Ilir Tsouko

The Balkan Route

The Balkan Route

The Balkan Route was practically the only channel enabling the two-year migrant influx into Europe. Of the near-million refugees that reached Germany in 2015, 800,000 of them passed through the Route (UNHCR 2015). Of those, 600,000 were registered at Preševo Center in Serbia, the rest preceded or bypassed it (UNHCR Belgrade Office 2015). The overemphasized alternative routes—from north Africa into Italy, France, or Spain—accounted for a minor share of the overall influx in this period. The overwhelming majority of refugees entering Europe did so through the Balkan Route.

The Route consists—in sequence from Turkey—of Greece, Macedonia, Serbia, Croatia, and Slovenia. These are bridge countries, as opposed to destination countries (primarily Germany). For the first six months of the period in question, the Route continued into Hungary from Serbia. As the Viktor Mihály Orbán government pioneered militarization of its southern border, the Route adapted to bypass Hungary by turning westward into Croatia and Slovenia.
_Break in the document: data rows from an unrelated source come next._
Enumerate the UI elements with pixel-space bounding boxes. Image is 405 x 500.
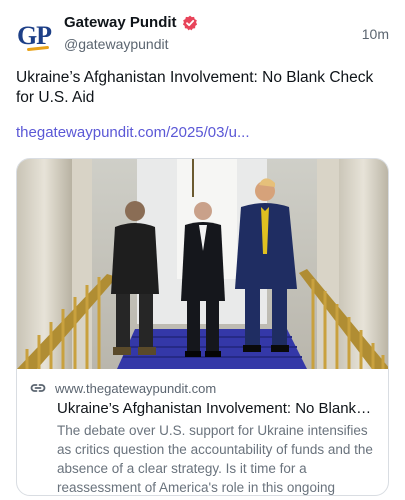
- author-handle[interactable]: @gatewaypundit: [64, 36, 169, 52]
- avatar-logo-text: GP: [16, 20, 52, 50]
- verified-badge-icon: [182, 15, 198, 31]
- link-preview-body: www.thegatewaypundit.com Ukraine’s Afgha…: [17, 369, 388, 495]
- avatar[interactable]: GP: [16, 18, 52, 54]
- link-preview-image: [17, 159, 388, 369]
- post-link[interactable]: thegatewaypundit.com/2025/03/u...: [16, 124, 250, 141]
- link-preview-description: The debate over U.S. support for Ukraine…: [57, 423, 373, 495]
- author-name-row: Gateway Pundit: [64, 14, 198, 31]
- link-preview-domain: www.thegatewaypundit.com: [55, 380, 217, 396]
- post-text: Ukraine’s Afghanistan Involvement: No Bl…: [16, 69, 374, 106]
- post[interactable]: GP Gateway Pundit @gatewaypundit 10m Ukr…: [0, 0, 405, 500]
- post-timestamp[interactable]: 10m: [362, 26, 389, 42]
- author-display-name[interactable]: Gateway Pundit: [64, 14, 177, 31]
- link-preview-domain-row: www.thegatewaypundit.com: [29, 379, 378, 397]
- link-preview-title[interactable]: Ukraine’s Afghanistan Involvement: No Bl…: [57, 400, 372, 417]
- link-icon: [29, 379, 47, 397]
- link-preview-card[interactable]: www.thegatewaypundit.com Ukraine’s Afgha…: [16, 158, 389, 496]
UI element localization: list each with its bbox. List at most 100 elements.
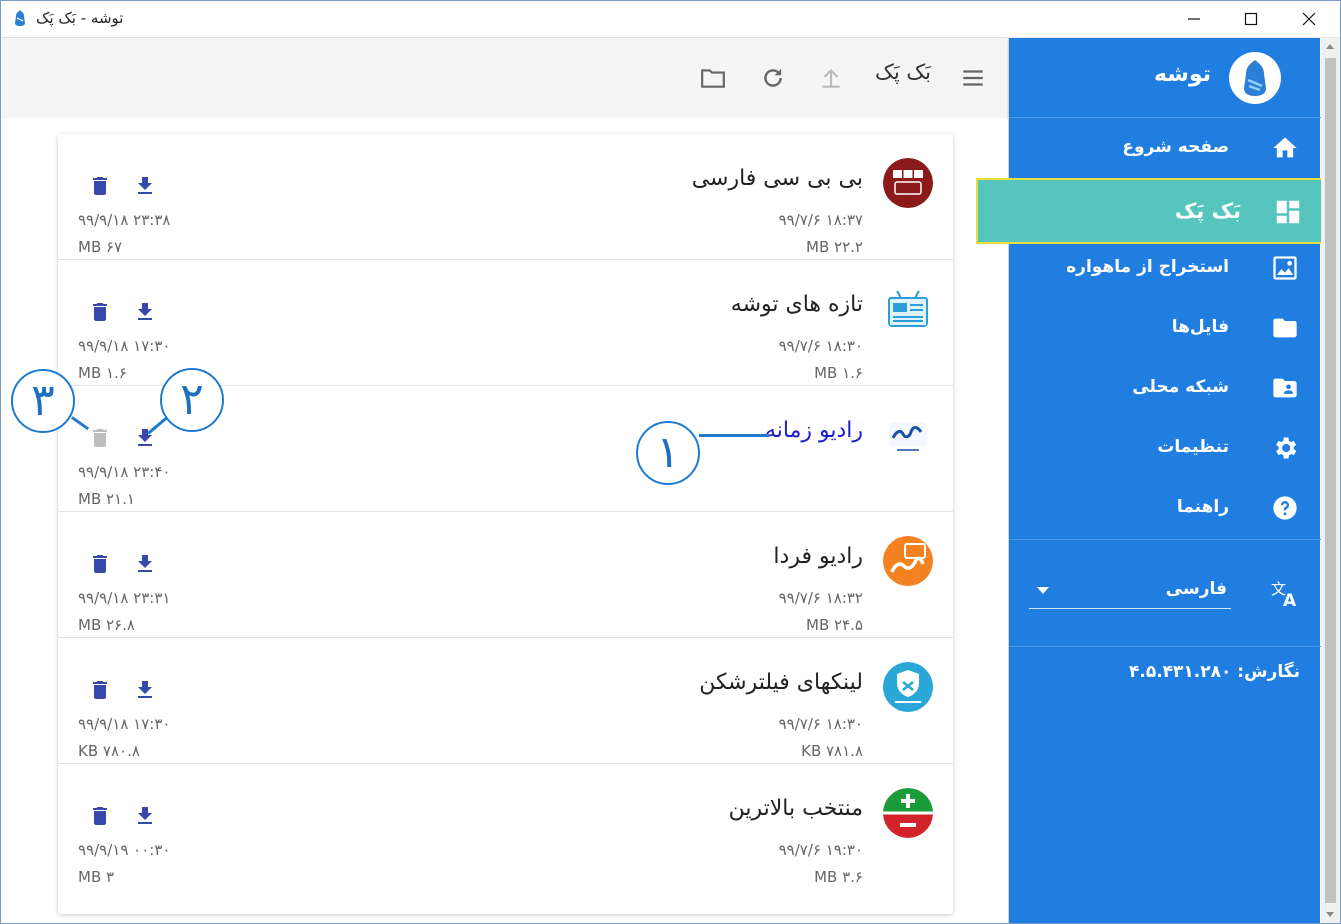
download-icon bbox=[133, 807, 157, 832]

It is noteworthy that Hungary’s posture towards refugees was initially ubiquitously condemned by the very EU states that followed Orbán’s lead in later months. Some even exceeded Hungary’s egregious border management. As noted below, Europe has not only failed to adapt to the dynamic influx of migrants in this period, but it has made a risky journey riskier and deadlier for refugees.